In multi-agent workflows, the tree includes nested agent runs with their rolled-up costs:

— Agent Run: coordinator  [3.4s]
 ├─ LLM Call: gpt-4o  [0.5s]        in=200  out=100  $0.0015
 ├─ Agent Run: researcher  [1.8s]
 │   └─ LLM Call: claude-3-5-sonnet  [1.6s]  in=800  out=400  $0.0084
 └─ Agent Run: writer  [1.1s]
     └─ LLM Call: gpt-4o-mini  [0.9s] in=1000 out=500  $0.0005
 Total (with children): $0.0104

print_tree() can also be called as a standalone function:

from spanforge.debug import print_tree
from spanforge.stream import EventStream

events = list(EventStream.from_file("events.jsonl"))
spans  = [e for e in events if "span_name" in e.payload]
print_tree(spans)

Tip: Set NO_COLOR=1 in your environment to suppress ANSI colour codes (e.g. in CI pipelines or when piping to a file).


summary(spans) -> dict

Returns an aggregated statistics dictionary for a collection of spans.

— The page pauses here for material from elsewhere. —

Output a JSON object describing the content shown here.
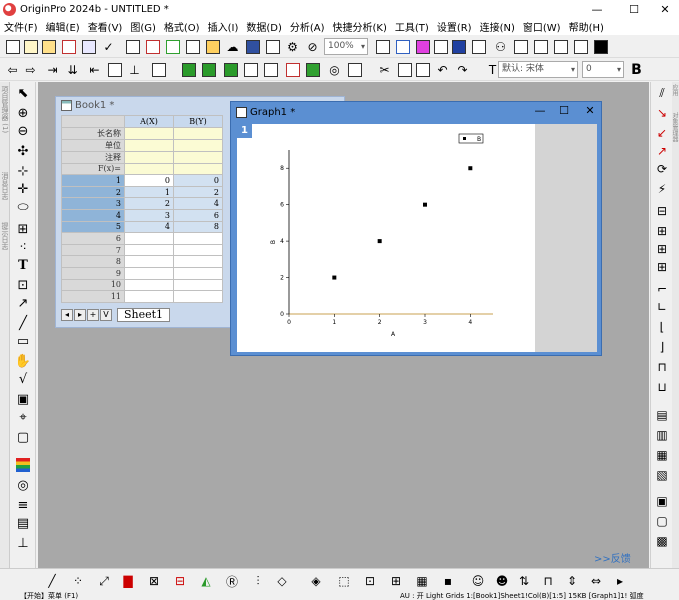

from spanforge.debug import summary

stats = trace.summary()
# or:
stats = summary(spans)

print(stats)
# {
#   'trace_id': '01JP...',
#   'agent_name': 'research-agent',
#   'total_duration_ms': 1200.0,
#   'span_count': 3,
#   'llm_calls': 1,
#   'tool_calls': 1,
#   'total_input_tokens': 512,
#   'total_output_tokens': 200,
#   'total_cost_usd': 0.0034,
#   'errors': 0,
# }

visualize(spans, output="html", *, path=None) -> str

Generate a self-contained Gantt-timeline HTML page — no external dependencies, no network calls.

from spanforge.debug import visualize

# Return as a string
html = visualize(trace.spans)

# Write directly to a file
visualize(trace.spans, path="trace.html")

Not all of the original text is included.